I guess that is a matter of perspective and intention. Since when did you start marking twain in yellow streams?
It has simply been my observation that as long as the Big 12 stays at 10 there is really no intention or commitment from either of the top two schools to either leave, or to remain. They stay at 10 to keep the options of the Longhorns and Sooners open. Therefore speculation about where they would go, or might go, has relevance until they either leave, or add to their ranks. Since they refuse the latter it remains palpable that they eventually intend the former. I asserted that when they added WVU and TCU and left Louisville, B.Y.U., and or Cincinnati out.
But until N.D. commits fully, the potential, although not the likelihood, is there for the ACC to be parsed as well. It could and would be a profitable move on the part of ESPN, unless the Irish want to throw in totally.

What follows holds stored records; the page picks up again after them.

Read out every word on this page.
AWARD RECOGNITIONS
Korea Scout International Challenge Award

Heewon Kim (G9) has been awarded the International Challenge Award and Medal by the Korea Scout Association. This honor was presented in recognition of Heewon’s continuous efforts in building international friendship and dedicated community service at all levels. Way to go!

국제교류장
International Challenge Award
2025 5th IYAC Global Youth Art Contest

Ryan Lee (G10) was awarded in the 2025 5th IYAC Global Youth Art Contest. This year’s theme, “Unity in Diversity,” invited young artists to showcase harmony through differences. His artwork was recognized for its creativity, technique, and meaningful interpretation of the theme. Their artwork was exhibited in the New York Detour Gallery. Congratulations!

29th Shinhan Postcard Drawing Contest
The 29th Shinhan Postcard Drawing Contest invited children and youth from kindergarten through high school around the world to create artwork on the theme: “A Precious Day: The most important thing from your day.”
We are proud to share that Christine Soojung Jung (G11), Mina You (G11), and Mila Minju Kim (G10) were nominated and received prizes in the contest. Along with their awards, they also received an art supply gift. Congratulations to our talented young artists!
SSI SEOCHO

With autonomy will come the ability to alter structures. It simply remains to be seen whether that autonomy is used to create structures that benefit the most solid 3 of the remaining P5 conferences, is used to consolidate the remaining 4 into groupings equitable enough to keep competition viable, or whether because of the personalities involved nothing happens. Texas has a strong enough economic situation to make their own reality to an extent. North Carolina, Duke, and Virginia may be quite well endowed but the surrounding schools in the ACC are in various stages of economic dependence or independence.

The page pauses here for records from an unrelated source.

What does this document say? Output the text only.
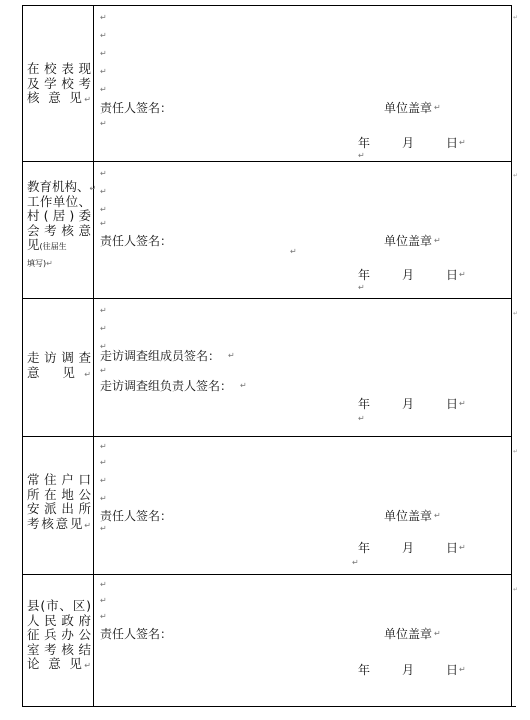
在校表现
及学校考
核 意 见↵
↵
↵
↵
↵
↵
责任人签名：	单位盖章 ↵
↵
年	月	日 ↵
↵
教育机构、↵
工作单位、
村(居)委
会考核意
见(往届生
填写)↵
↵
↵
↵
↵
责任人签名：	单位盖章 ↵
↵
年	月	日 ↵
↵
走访调查
意 见↵
↵
↵
↵
走访调查组成员签名： ↵
↵
走访调查组负责人签名： ↵
年	月	日 ↵
↵
常住户口
所在地公
安派出所
考核意见↵
↵
↵
↵
↵
责任人签名：	单位盖章 ↵
↵
年	月	日 ↵
↵
县(市、区)
人民政府
征兵办公
室考核结
论 意 见↵
↵
↵
↵
责任人签名：	单位盖章 ↵
年	月	日 ↵
↵
↵
↵
↵
↵
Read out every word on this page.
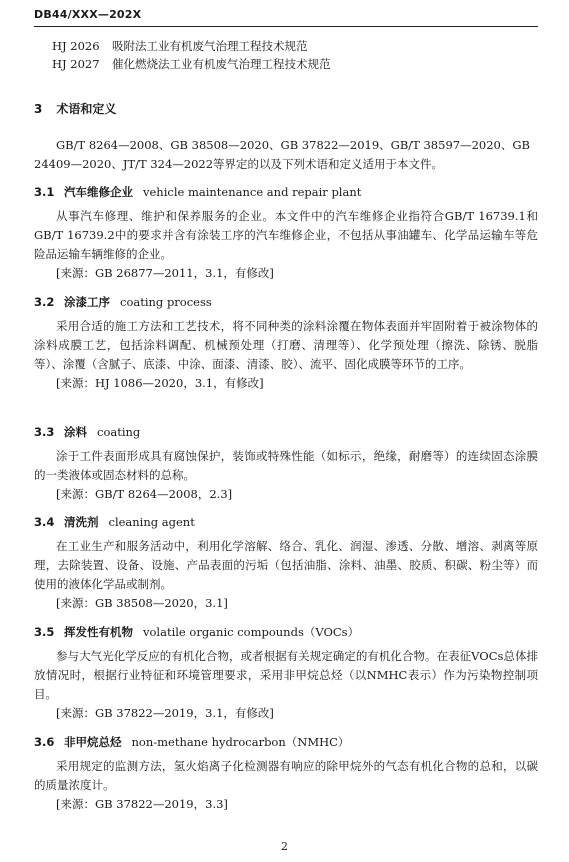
DB44/XXX—202X
HJ 2026 吸附法工业有机废气治理工程技术规范
HJ 2027 催化燃烧法工业有机废气治理工程技术规范
3 术语和定义
GB/T 8264—2008、GB 38508—2020、GB 37822—2019、GB/T 38597—2020、GB 24409—2020、JT/T 324—2022等界定的以及下列术语和定义适用于本文件。
3.1 汽车维修企业 vehicle maintenance and repair plant
从事汽车修理、维护和保养服务的企业。本文件中的汽车维修企业指符合GB/T 16739.1和GB/T 16739.2中的要求并含有涂装工序的汽车维修企业，不包括从事油罐车、化学品运输车等危险品运输车辆维修的企业。
[来源：GB 26877—2011，3.1，有修改]
3.2 涂漆工序 coating process
采用合适的施工方法和工艺技术，将不同种类的涂料涂覆在物体表面并牢固附着于被涂物体的涂料成膜工艺，包括涂料调配、机械预处理（打磨、清理等）、化学预处理（擦洗、除锈、脱脂等）、涂覆（含腻子、底漆、中涂、面漆、清漆、胶）、流平、固化成膜等环节的工序。
[来源：HJ 1086—2020，3.1，有修改]
3.3 涂料 coating
涂于工件表面形成具有腐蚀保护，装饰或特殊性能（如标示，绝缘，耐磨等）的连续固态涂膜的一类液体或固态材料的总称。
[来源：GB/T 8264—2008，2.3]
3.4 清洗剂 cleaning agent
在工业生产和服务活动中，利用化学溶解、络合、乳化、润湿、渗透、分散、增溶、剥离等原理，去除装置、设备、设施、产品表面的污垢（包括油脂、涂料、油墨、胶质、积碳、粉尘等）而使用的液体化学品或制剂。
[来源：GB 38508—2020，3.1]
3.5 挥发性有机物 volatile organic compounds（VOCs）
参与大气光化学反应的有机化合物，或者根据有关规定确定的有机化合物。在表征VOCs总体排放情况时，根据行业特征和环境管理要求，采用非甲烷总烃（以NMHC表示）作为污染物控制项目。
[来源：GB 37822—2019，3.1，有修改]
3.6 非甲烷总烃 non-methane hydrocarbon（NMHC）
采用规定的监测方法，氢火焰离子化检测器有响应的除甲烷外的气态有机化合物的总和，以碳的质量浓度计。
[来源：GB 37822—2019，3.3]
2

Whatever grouping favors the markets will be the one that the networks seek. Their motive is simple, profit. I'm willing to bet that more consolidation will take place. There are too many inherent weaknesses in both the ACC and Big 12 for a truly competitive system to be developed that will enhance the interest of the broadest segment of the market and keep it engaged until the final week of the season. The Big 12 doesn't have a strong market to exploit, and the ACC doesn't exploit the market they have. It is really as simple as that. Either one or the other will be strengthened almost certainly at the others expense, or both could still be collapsed into 3 relatively competitive and equal structures. But I don't think that things will remain the same for either.
So a refusal to accommodate Texas could be the key to the survival or eventual demise of the ACC. If so the continued myopia of the old core of the ACC could be their undoing. It is after all essentially the same issue that has destroyed the old SWC, Big8, and now stands to destroy the union of those two. Penn State put aside ego and found security. Nebraska has done the same as have Missouri, South Carolina, Arkansas,and A&M. With the Big 12 it remains Texas as the sun, Oklahoma as the moon, and 8 planets that depend upon them for light and stability. The ACC might be a safe haven for old Big East schools, or it could be that two planetary systems have collided and that their orbits are still uncertain. Since the ability to make money has been the lure to consolidation the gravitational pull upon the ACC's schools could still be to the North, or to the South and Southwest. We'll see.